Well, you absolutely agreed with me that BLM is as American as apple pie, and has no European antecedents. Likewise the term "intersectionality", coined by an American academic. I do think most of modern gender ideology can be traced directly to Judith Butler. When I talk about wokeness in Ireland, I'm primarily talking about BLM, the concept of white privilege, gender ideology, and the nomenclature associated with the ideology. I think it's reasonable to say that, to the extent that wokeness has caught on in Ireland, concepts and paradigms which were invented in the US have had an outsized influence. Maybe it was hyperbolic to say that wokeness was "imported wholesale" from the US, but not extremely so.

Again, almost all of critical theory traces its roots to the Frankfurt School and people like Foucalt.

Sure, but wokeness didn't actually catch on in Ireland during the lifetime of Foucault or members of the Frankfurt school - it caught on in 2013-4. Maybe American critical theorists were just rephrasing concepts which originated with the Frankfurt school, but I still think they deserve a significant amount of credit for translating it in a way that made it palatable to a young and international audience. Elvis Presley may have been heavily inspired by Chuck Berry, but that doesn't change the fact that it was Elvis who became the King of rock n roll.

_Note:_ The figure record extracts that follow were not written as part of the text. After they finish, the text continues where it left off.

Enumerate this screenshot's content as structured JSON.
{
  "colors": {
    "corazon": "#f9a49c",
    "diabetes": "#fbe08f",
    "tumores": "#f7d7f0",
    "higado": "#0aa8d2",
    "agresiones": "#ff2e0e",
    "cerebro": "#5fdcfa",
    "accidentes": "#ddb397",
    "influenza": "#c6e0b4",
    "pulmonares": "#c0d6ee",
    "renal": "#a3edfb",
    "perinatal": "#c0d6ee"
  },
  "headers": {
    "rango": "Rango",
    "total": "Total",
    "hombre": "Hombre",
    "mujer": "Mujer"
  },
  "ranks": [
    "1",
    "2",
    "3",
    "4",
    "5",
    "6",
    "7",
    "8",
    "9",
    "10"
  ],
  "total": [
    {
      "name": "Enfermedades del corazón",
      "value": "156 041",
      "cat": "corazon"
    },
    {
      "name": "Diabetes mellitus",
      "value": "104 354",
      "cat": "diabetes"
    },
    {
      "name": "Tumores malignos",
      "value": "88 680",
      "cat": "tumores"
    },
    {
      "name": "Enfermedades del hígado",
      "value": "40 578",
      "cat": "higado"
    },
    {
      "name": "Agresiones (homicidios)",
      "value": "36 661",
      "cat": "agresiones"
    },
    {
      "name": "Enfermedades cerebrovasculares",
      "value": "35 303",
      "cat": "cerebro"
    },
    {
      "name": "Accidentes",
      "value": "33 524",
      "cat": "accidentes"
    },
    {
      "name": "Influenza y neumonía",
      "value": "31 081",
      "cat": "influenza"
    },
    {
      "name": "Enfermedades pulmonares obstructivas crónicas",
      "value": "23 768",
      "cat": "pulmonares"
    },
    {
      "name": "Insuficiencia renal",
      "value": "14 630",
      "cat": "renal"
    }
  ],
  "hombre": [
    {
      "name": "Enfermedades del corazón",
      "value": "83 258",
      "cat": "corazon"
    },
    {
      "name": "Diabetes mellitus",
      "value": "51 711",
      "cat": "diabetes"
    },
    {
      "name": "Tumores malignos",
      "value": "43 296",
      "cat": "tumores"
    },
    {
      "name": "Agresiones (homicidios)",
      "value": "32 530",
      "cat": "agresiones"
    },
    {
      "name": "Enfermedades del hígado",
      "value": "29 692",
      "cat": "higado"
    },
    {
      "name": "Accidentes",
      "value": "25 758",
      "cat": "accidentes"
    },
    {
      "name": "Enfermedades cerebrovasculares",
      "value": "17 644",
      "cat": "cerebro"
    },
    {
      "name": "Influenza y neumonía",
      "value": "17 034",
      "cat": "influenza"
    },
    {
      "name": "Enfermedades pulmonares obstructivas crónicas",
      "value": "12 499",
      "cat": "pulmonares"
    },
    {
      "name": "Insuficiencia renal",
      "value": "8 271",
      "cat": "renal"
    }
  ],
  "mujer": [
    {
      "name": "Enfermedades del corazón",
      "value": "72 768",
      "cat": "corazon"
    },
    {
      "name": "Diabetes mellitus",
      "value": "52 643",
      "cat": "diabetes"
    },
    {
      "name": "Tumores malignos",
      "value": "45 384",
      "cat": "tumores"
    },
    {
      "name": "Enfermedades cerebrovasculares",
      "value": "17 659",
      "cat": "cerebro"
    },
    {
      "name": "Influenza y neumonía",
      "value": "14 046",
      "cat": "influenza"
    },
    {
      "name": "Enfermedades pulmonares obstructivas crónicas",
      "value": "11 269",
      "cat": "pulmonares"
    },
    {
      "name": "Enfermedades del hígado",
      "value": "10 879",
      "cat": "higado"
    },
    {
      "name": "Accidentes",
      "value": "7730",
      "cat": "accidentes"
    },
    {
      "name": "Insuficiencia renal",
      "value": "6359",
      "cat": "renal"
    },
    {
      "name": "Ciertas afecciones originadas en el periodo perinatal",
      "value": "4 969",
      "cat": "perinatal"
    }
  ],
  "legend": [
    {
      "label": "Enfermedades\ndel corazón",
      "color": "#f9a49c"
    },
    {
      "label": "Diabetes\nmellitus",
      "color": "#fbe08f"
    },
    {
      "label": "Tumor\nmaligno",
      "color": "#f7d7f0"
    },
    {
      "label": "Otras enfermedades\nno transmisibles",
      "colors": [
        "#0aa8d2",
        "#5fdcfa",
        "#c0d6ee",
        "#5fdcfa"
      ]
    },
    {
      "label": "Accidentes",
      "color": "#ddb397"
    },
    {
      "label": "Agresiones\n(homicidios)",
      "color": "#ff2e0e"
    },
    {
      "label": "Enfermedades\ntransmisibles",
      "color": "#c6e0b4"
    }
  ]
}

That is to say, non-Americans may have significantly contributed to woke ideology, but I think the specific flavour of woke ideology which caught on in Ireland retains a specifically American flavour, even in cases where this makes no obvious sense. Woke people are pretty good at adapting the overarching tenets of the ideology to local parochial concerns (e.g. land acknowledgements for aboriginals in Oz and NZ) but that really hasn't happened here: Irish progressives get far more bent out of shape about alleged racist incidents against Ireland's vanishingly small black population than they do about discrimination against Irish Travellers.

I think Julie Bindel and Germaine Greer are uniquely bad examples to illustrate how non-Americans contributed to the rise of wokeness, given that woke people despise these two women for their TERF opinions. In fact, Greer was enormously popular with the second wave of feminists in Ireland and the UK in the 1980s: the rise of wokeness caused a steep decline in her popularity to the point that she's effectively persona non grata in many British universities. Bindel writes for Unherd, for Christ's sake.

I wasn't using Spotify as a genuine example, I was using it to show "correlation doesn't imply causation"

True, I can only prove that the cultural dominance of wokeness coincided with the rise of social media, I can't prove a causation. But I do think that social media played a significant role in disseminating and popularizing woke paradigms and concepts. I don't think it's a coincidence that Facebook was originally only accessible on American college campuses, quickly became the biggest social media platform in the world, and shortly afterwards an ideology which was invented (or refined, or perfected, whatever) on American college campuses became culturally dominant in the Anglophone world.